Auf der obersten Etage eines Mehrfamilienhauses in Zollikon mit Blick über den Zürichsee lebt der mittlerweile 80-jährige Jacob Stickelberger. Sein Arbeitszimmer wird nach wie vor durch Fachliteratur für Anwälte bereichert. In einer Ecke stehen ein Keyboard und eine Gitarre. Allesamt Relikte aus seiner Zeit als Rechtsanwalt und Liedermacher. Lieber erinnert er sich aber an seine Kindheit und vor allem an seinen geliebten Opapa.
Patron mit grossem Herz
Emanuel Stickelberger war ein Patron wie aus dem Bilderbuch. Er hatte gleich mehrere Anwesen, darunter auch ein stattliches Schloss am Bodensee. Als Spross einer grossbürgerlichen Familie konnte sich der Besitzer einer Chemiefabrik diese Annehmlichkeiten und das entsprechende Personal leisten.
Während viele Emanuel Stickelberger fast ehrfurchtsvoll begegneten, war seine Beziehung zum kleinen «Ghebi», wie er Jacob nannte, immer sehr speziell und innig. Mit ihm tollte er herum und gab sich ganz menschlich und nahbar. Noch heute, wo er selber im Grossvateralter ist, hängen Jacobs Gedanken deshalb oft an seinem Opapa.
Begehrter Anwalt und Liedermacher
Beruflich machte Jacob Stickelberger selber als Rechtsanwalt Karriere. Zu seinen Klienten zählten so prominente Namen wie das Trio Eugster oder der Ehemann von Ex-Bundesrätin Elisabeth Kopp.
Genauso engagiert war er als Chansonnier. 1969 trat er den Berner Troubadours bei und arbeitete eng mit Mani Matter zusammen – auch er übrigens hauptberuflich Rechtsanwalt.
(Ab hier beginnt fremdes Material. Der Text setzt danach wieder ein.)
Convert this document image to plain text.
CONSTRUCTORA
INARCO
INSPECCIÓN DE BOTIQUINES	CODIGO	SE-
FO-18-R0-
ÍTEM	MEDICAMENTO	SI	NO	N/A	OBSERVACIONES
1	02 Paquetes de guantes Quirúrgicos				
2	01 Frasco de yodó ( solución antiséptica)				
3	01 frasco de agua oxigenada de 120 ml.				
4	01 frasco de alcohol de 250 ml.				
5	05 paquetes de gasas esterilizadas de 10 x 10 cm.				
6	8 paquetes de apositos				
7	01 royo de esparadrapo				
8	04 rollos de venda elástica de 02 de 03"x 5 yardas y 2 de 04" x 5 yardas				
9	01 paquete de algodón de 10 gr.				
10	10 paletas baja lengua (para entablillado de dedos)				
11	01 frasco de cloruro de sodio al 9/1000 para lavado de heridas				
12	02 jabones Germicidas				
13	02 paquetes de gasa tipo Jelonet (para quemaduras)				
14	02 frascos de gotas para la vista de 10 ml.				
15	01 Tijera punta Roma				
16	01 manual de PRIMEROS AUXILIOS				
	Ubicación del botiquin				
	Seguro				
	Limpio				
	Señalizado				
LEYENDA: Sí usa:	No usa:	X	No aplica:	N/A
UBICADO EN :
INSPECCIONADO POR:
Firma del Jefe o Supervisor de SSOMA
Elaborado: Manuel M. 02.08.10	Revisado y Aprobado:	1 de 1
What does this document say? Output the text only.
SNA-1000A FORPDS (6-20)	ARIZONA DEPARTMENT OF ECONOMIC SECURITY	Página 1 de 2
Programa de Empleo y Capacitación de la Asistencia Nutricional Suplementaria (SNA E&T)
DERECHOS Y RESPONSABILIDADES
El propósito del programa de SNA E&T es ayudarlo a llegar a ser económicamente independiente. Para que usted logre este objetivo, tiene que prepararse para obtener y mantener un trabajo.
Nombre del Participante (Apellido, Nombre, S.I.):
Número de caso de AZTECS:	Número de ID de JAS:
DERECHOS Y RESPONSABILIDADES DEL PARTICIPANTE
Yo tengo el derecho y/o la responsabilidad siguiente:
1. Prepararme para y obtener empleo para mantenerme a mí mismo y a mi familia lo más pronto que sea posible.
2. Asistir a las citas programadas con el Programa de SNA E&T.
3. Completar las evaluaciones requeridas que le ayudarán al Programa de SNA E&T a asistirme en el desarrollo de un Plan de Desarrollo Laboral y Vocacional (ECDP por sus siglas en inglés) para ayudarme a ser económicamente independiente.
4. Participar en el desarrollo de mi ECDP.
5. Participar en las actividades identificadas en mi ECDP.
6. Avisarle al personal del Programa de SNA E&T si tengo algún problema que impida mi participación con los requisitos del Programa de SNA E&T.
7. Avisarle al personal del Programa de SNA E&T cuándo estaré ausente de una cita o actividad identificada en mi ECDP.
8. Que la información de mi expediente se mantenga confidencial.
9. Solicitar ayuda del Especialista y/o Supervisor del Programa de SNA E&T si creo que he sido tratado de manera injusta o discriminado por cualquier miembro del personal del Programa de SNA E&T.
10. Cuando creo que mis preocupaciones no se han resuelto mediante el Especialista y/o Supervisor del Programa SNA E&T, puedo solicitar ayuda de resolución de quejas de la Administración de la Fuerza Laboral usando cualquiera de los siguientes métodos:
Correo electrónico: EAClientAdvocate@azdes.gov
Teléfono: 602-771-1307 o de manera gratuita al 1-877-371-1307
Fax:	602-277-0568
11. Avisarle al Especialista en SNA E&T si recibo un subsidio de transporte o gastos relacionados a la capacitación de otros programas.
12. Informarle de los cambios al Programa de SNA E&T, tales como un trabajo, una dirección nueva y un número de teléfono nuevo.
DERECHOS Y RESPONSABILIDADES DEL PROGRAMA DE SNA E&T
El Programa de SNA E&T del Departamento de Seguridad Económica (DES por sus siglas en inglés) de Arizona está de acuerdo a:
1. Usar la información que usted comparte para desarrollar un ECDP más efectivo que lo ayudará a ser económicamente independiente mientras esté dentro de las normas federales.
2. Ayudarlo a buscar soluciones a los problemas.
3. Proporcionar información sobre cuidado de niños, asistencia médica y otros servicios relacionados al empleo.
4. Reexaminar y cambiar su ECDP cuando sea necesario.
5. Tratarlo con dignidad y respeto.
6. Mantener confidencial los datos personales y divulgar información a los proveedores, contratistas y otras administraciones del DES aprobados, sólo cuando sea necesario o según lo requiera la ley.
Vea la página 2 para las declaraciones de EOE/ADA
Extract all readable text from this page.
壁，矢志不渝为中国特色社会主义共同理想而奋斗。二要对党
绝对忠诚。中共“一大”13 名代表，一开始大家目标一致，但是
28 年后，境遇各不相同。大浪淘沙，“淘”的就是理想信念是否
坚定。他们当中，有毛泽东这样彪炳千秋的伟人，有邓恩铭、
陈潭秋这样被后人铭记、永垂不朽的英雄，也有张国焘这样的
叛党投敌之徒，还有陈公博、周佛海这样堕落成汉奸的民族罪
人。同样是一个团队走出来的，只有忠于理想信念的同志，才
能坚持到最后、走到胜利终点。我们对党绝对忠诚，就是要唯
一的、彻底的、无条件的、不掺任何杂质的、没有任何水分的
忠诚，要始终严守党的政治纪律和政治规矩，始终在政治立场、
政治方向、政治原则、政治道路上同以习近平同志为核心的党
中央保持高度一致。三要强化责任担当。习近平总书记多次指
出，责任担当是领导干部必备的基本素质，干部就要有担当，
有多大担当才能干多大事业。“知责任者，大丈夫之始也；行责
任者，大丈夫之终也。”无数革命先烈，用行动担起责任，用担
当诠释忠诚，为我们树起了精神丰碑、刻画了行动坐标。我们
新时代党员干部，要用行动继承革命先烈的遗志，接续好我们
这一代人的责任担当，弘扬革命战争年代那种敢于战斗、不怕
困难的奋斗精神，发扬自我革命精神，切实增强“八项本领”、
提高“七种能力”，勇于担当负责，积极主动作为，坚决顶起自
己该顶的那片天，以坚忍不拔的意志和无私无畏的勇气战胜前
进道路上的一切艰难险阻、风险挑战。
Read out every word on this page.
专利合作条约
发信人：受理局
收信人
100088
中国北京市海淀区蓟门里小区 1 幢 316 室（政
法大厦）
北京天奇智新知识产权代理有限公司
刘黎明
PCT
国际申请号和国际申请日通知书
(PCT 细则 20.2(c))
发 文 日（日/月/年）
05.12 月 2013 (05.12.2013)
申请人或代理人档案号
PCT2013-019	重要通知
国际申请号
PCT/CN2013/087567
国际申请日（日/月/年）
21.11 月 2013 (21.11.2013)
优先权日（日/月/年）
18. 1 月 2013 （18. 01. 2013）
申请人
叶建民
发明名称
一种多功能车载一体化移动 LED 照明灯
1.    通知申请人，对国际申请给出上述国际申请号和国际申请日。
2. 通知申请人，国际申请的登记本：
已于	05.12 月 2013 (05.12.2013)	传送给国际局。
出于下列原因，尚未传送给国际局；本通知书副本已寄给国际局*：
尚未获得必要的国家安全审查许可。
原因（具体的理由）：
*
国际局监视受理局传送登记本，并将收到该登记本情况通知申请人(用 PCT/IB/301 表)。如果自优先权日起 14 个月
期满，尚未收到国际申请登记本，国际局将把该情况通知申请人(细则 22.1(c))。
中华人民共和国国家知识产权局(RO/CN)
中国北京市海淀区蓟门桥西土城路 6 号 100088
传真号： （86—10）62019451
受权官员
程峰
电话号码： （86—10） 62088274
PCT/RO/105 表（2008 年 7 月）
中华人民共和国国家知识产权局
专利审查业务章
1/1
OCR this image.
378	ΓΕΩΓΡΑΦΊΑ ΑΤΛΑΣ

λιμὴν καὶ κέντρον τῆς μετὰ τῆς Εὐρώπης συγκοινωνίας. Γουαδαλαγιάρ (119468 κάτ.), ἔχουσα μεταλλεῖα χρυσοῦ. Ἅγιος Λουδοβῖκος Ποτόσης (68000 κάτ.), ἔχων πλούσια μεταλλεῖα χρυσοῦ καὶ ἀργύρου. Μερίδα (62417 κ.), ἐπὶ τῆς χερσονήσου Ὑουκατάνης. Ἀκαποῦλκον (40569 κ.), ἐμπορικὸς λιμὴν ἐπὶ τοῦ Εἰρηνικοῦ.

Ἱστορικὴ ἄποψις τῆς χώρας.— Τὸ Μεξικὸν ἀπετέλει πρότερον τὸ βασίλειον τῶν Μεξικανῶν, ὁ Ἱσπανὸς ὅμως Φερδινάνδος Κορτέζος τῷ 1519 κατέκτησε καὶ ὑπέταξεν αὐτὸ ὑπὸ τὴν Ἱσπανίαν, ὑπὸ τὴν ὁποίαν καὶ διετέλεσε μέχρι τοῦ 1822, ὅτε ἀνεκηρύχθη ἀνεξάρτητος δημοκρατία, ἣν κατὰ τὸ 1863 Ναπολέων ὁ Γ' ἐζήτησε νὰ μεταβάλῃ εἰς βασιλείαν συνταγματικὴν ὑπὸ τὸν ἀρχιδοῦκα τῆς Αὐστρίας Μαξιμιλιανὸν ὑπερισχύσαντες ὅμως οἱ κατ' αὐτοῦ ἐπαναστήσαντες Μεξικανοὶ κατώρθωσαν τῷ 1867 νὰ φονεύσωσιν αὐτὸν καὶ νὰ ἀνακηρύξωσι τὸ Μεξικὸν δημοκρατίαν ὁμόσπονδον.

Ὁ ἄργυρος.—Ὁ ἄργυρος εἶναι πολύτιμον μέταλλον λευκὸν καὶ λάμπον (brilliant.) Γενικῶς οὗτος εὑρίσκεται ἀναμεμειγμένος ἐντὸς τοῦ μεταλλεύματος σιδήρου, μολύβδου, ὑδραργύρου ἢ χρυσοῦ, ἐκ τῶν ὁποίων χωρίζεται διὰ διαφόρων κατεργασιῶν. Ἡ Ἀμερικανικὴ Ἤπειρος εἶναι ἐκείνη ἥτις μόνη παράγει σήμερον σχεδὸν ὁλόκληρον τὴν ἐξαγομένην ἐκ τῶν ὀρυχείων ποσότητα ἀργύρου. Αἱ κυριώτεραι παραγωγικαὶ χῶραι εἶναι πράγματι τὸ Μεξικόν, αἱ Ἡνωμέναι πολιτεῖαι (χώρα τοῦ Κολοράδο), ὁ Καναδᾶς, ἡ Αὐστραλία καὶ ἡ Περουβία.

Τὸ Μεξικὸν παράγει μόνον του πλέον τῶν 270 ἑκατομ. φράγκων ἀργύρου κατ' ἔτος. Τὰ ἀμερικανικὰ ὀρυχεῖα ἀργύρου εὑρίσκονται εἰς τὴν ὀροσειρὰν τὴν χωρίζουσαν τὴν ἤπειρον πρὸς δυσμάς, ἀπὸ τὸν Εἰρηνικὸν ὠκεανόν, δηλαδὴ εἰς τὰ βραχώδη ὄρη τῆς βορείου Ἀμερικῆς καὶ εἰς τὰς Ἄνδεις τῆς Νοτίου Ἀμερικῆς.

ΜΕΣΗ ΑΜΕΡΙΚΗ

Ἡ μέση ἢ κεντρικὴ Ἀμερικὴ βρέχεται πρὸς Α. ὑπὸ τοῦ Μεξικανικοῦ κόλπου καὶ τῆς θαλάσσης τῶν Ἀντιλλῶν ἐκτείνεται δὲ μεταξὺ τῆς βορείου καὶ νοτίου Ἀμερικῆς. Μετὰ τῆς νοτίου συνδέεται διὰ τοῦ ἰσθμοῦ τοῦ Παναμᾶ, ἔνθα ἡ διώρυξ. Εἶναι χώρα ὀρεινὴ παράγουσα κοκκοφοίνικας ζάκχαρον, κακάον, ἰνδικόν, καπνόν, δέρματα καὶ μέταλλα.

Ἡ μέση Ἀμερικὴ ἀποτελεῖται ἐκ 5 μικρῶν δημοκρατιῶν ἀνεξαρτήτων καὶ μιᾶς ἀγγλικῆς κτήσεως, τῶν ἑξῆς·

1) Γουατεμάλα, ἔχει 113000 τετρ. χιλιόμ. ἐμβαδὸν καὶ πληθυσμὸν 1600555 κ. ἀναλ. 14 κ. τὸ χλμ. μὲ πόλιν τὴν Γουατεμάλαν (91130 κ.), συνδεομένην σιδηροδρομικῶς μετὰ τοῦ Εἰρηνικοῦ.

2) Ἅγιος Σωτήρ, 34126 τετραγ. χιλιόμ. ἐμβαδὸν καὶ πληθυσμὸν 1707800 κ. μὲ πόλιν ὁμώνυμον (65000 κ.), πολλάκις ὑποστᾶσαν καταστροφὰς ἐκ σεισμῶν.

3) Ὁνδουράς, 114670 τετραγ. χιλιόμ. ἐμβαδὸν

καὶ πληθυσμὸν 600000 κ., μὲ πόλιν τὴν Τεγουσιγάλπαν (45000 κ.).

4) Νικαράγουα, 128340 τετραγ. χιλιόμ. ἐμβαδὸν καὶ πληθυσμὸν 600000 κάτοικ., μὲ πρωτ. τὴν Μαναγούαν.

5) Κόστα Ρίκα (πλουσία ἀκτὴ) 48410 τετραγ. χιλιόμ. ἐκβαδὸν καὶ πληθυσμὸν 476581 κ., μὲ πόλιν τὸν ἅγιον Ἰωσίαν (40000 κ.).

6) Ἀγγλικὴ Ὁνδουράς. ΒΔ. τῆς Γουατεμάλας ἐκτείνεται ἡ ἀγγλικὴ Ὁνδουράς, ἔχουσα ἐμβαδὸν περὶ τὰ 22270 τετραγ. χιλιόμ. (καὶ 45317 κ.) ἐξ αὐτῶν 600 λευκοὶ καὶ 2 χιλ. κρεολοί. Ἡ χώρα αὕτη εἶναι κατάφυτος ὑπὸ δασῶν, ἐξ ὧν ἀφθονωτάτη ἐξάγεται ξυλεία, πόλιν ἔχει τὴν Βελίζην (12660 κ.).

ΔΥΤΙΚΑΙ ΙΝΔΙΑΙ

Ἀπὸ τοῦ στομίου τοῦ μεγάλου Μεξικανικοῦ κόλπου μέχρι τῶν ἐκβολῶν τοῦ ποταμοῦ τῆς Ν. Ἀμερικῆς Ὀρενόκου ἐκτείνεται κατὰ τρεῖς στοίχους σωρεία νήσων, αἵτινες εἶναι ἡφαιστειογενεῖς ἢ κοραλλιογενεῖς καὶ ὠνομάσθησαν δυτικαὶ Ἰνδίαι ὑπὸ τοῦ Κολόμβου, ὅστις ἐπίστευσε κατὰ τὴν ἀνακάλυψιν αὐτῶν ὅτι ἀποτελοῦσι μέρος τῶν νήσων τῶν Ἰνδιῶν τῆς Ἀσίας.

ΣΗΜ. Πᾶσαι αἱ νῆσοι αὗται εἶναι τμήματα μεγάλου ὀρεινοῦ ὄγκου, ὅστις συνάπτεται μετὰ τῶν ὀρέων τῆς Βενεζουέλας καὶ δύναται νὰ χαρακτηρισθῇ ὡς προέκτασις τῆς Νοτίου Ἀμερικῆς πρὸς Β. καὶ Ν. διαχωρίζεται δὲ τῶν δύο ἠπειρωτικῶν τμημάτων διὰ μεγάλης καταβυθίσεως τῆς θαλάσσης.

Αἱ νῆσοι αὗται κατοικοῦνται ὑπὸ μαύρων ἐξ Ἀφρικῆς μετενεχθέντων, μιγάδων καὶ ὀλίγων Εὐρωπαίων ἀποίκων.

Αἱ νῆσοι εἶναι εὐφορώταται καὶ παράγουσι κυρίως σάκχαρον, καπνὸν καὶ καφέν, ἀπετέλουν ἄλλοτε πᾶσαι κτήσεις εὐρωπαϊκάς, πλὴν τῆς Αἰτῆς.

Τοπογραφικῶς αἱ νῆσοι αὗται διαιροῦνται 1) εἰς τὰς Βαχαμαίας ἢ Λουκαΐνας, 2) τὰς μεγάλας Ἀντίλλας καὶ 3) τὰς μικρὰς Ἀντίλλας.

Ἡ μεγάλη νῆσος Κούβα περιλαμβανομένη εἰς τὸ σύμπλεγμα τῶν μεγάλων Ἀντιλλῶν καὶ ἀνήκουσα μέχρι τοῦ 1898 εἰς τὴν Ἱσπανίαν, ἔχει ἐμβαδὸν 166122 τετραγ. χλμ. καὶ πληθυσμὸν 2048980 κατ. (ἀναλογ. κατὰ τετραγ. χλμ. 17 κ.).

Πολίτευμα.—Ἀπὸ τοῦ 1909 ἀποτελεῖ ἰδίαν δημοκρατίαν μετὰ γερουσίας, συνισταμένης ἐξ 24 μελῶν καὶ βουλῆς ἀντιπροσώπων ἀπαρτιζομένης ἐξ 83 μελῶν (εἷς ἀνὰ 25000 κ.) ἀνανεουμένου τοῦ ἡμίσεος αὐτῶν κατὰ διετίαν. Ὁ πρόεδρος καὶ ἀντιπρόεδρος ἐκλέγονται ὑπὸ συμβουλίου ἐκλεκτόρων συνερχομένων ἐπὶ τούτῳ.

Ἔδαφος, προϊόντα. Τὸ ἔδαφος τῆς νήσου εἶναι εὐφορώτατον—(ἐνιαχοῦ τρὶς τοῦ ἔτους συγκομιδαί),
Gerade dieser Hintergrund schien die beiden jedoch zu beflügeln und ihre Kreativität anzuspornen. So schrieb Kabarettist Franz Hohler dereinst über Stickelberger:
Jacob Stickelberger ist Rechtsanwalt und als solcher mit den Ränken und Krümmungen menschlichen Denkvermögens eng vertraut.
Stickelbergers Chansons behandeln mitunter gesellschaftskritische Themen wie «Alkohol am Stüür» oder «Wenns schitter i dr Ehe steit». Seine Protagonisten müssen oft schwierige Entscheidungen treffen, die genauso oft zu einem schlechten Ende führen.
Als Liedermacher gab Stickelberger 2018 sein letztes Konzert.